Greater London East - Hackney

A historic pub interior of national importance

Listed Status: II

165 Mare Street
Hackney
E8 3RH

Tel: (020) 8985 3727

Real Ale: Yes

Nearby Station: Hackney Downs

Station Distance: 1150m

Public Transport: Near Railway Station (Hackney Downs) and Bus Stop

Bus: Yes

View on: Whatpub

The exterior of this inner London pub belies the riches within. Much has changed since around 1900 when it was refitted but the wall tiling is a very special survival. The star feature is the right-hand wall which lined a former corridor. There are blue and white tiles with pairs of birds and swirling Arabesque patterns but near the entrance is a vast tile panel depicting the legend of Arion. On the other side of the pub an entrance panel depicts Diana the Huntress; then come more blue and white bird-and-foliage panels. As for the other fittings, the counter is largely of c.1900, as is the central stillion and remaining screenwork shows how the front part would have been divided into separate drinking spaces.

The exterior of this inner London pub belies the riches within. Much has changed since around 1900 when it was refitted but the wall tiling is a very special survival. It is by W. B. Simpson and Sons who tiled many a London pub.

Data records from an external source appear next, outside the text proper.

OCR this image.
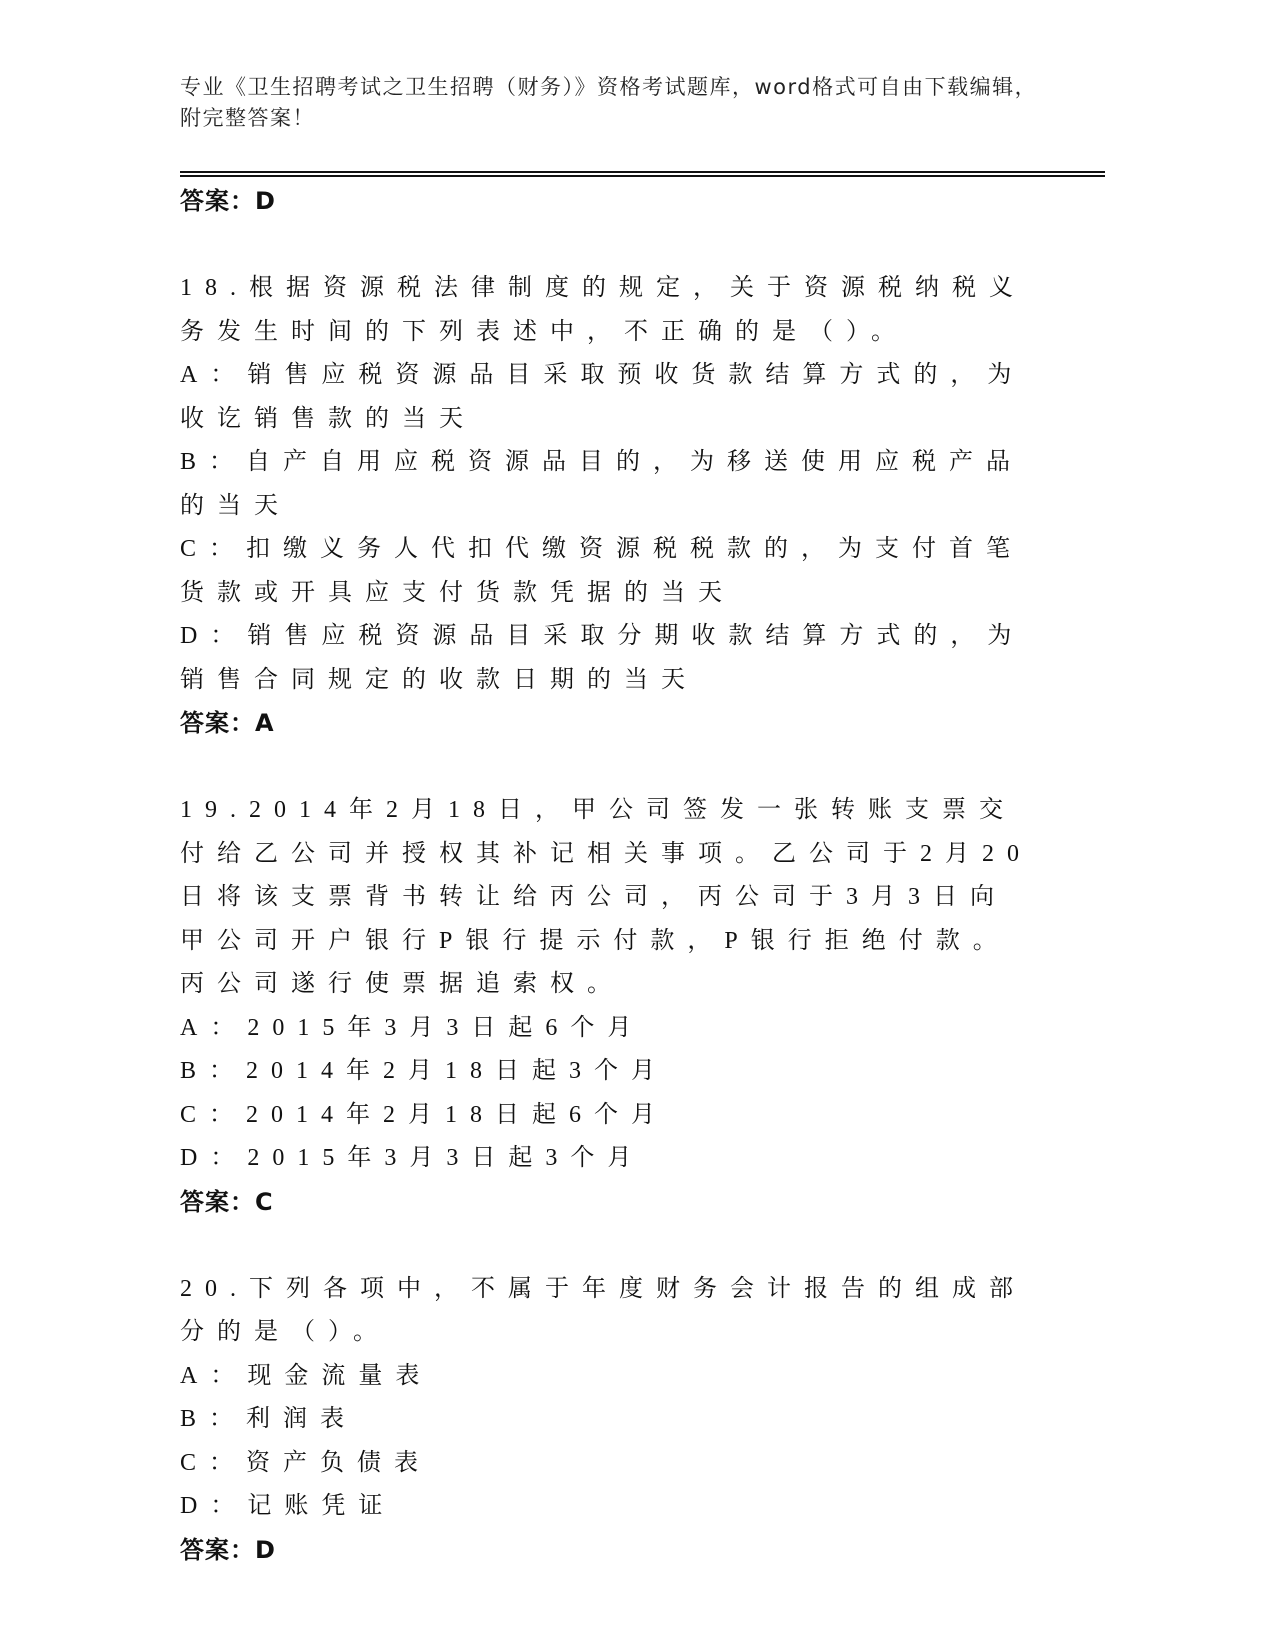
专业《卫生招聘考试之卫生招聘（财务）》资格考试题库，word格式可自由下载编辑，附完整答案！
答案：D
18.根据资源税法律制度的规定，关于资源税纳税义务发生时间的下列表述中，不正确的是（）。
A：销售应税资源品目采取预收货款结算方式的，为收讫销售款的当天
B：自产自用应税资源品目的，为移送使用应税产品的当天
C：扣缴义务人代扣代缴资源税税款的，为支付首笔货款或开具应支付货款凭据的当天
D：销售应税资源品目采取分期收款结算方式的，为销售合同规定的收款日期的当天
答案：A
19.2014年2月18日，甲公司签发一张转账支票交付给乙公司并授权其补记相关事项。乙公司于2月20日将该支票背书转让给丙公司，丙公司于3月3日向甲公司开户银行P银行提示付款，P银行拒绝付款。丙公司遂行使票据追索权。
A：2015年3月3日起6个月
B：2014年2月18日起3个月
C：2014年2月18日起6个月
D：2015年3月3日起3个月
答案：C
20.下列各项中，不属于年度财务会计报告的组成部分的是（）。
A：现金流量表
B：利润表
C：资产负债表
D：记账凭证
答案：D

The star feature is the right-hand wall which lined a former corridor (the floor footprint can still be easily seen).There are blue and white tiles with pairs of birds and swirling Arabesque patterns but near the entrance is a vast tile panel depicting the legend of Arion whose misfortune in being thrown overboard by avaricious sailors and then saved by a friendly dolphin is narrated in an inscription.

On the other side of the pub an entrance panel depicts Diana the Huntress; then come more blue and white bird-and-foliage panels.

Other magnificent displays of tiled paintings can be found at Café Royal, Edinburgh, Scotland; Mountain Daisy, Sunderland, Tyne & Wear; General Havelock, Hastings, East Sussex; Central Bar, Leith, Edinburgh, Scotland; Rose Villa Tavern, Hockley, Birmingham; St James Tavern, Soho, London W1; and Golden Cross, Cardiff, Glamorgan, Wales.

As for the other fittings, the counter is largely of c.1900, as is the central stillion. There is a separate room at the rear-left although its panelling seems modern. Other remaining screenwork shows how the front part of the pub would have been divided into separate drinking spaces.